I begin to sob as I feel for her loss and start to feel guilty for the thoughts that I had earlier that morning. How dare I feel sorry for myself? Being separated from Jon is the least our family can do after the tragedy that Lisa Beamer and thousands of other families suffered.

Their stories give me the strength to get through the long days, nights, and months of being separated from the man I love so deeply. The man who won’t see his child again until she’s a year old.

***

Mid-March–the North Arabian Sea.

After two months on the night shift, we switch to the day schedule. The war continues as we now launch air strikes in support of Operation Anaconda. The war and the work never stop. Today I take a brief reprieve and spend some time with my family–a video from my wife arrived in today’s mail.

Vicki has been so good about taping Jackie for me. My baby is growing up so fast.
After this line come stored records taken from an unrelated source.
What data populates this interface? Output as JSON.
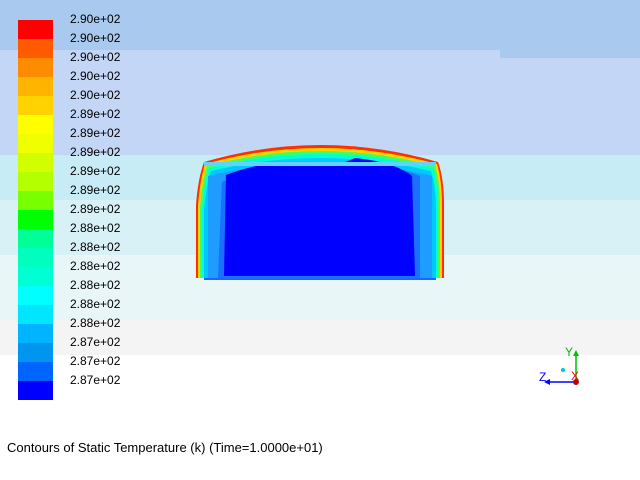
{
  "colorbar": {
    "labels": [
      "2.90e+02",
      "2.90e+02",
      "2.90e+02",
      "2.90e+02",
      "2.90e+02",
      "2.89e+02",
      "2.89e+02",
      "2.89e+02",
      "2.89e+02",
      "2.89e+02",
      "2.89e+02",
      "2.88e+02",
      "2.88e+02",
      "2.88e+02",
      "2.88e+02",
      "2.88e+02",
      "2.88e+02",
      "2.87e+02",
      "2.87e+02",
      "2.87e+02"
    ],
    "colors": [
      "#ff0000",
      "#ff5a00",
      "#ff8c00",
      "#ffb400",
      "#ffd200",
      "#ffff00",
      "#f0ff00",
      "#d2ff00",
      "#b4ff00",
      "#78ff00",
      "#00ff00",
      "#00ff96",
      "#00ffbe",
      "#00ffd2",
      "#00ffff",
      "#00e6ff",
      "#00b4ff",
      "#0096f0",
      "#0064ff",
      "#0000ff"
    ]
  },
  "caption": "Contours of Static Temperature (k)  (Time=1.0000e+01)",
  "axes": {
    "y_label": "Y",
    "z_label": "Z",
    "x_label": "X",
    "y_color": "#00c000",
    "z_color": "#0000ff",
    "x_color": "#ff0000"
  }
}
When I left, she couldn’t even sit up. Now she’s almost crawling. To see her play and to hear her laugh–wow. I am so thankful for the video, but that only scratches the surface of the things I am thankful for from my wife.

I couldn’t be out here fighting the war on terrorism without my wife back home supporting me, taking care of Jackie, and maintaining the house and finances. We are truly a team in this effort.

***

May 28–entering San Diego harbor. I’m up in the Flag Bridge, high in the tower of the carrier watching as we pass Point Loma and round the bend toward the pier at NAS North Island. It is an overcast morning, but San Diego never looked more beautiful.
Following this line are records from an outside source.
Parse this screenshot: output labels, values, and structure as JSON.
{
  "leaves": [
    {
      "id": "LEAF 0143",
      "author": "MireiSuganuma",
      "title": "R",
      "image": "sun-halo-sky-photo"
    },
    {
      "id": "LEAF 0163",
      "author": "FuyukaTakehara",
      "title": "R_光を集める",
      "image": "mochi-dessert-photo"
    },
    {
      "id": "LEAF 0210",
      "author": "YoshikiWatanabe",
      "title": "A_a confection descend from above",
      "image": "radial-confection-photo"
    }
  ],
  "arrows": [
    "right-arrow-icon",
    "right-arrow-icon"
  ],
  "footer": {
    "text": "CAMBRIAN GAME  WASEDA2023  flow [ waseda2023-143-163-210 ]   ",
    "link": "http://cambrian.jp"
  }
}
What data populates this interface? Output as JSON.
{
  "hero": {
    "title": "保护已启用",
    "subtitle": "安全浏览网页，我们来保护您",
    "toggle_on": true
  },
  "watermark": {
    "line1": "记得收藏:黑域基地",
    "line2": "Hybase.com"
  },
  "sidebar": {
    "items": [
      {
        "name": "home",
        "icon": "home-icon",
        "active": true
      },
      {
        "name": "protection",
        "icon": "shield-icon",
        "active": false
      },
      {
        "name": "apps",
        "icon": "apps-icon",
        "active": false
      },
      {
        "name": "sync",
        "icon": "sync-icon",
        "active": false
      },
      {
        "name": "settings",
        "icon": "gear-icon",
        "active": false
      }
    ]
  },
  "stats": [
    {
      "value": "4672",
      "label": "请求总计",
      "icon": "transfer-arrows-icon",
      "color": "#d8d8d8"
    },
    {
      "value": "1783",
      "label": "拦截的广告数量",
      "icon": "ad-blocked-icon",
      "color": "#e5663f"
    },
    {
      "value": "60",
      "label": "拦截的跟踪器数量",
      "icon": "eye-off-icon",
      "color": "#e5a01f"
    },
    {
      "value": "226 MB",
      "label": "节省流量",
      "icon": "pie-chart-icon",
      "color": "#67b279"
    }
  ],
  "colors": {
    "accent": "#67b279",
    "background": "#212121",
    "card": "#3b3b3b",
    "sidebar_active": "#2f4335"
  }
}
After being gone almost seven months, I can hardly wait to see Vicki and Jackie. My only hope is that Jackie remembers me. Vicki has a picture of me that she shows Jackie every day, but I’m realistic. She was only 5 months old when I left, now she’s nearly a year old.

As I walk off the ship and see my wife and baby girl, the excitement builds. Vicki is holding Jacqueline. As we come together on the pier, she hands her to me. She’s gotten so big. Jackie is staring at me. Then she smiles, leans forward, and gives me a kiss. Wow.

Jon and Vicki LaBruzzo

[Ed note: Jon made it home just in time to celebrate Jacqueline’s first birthday on June 1. Thank you Jon, Vicki, and Jacqueline for the sacrifices you and all other military families make so we can live in such a wonderful country.]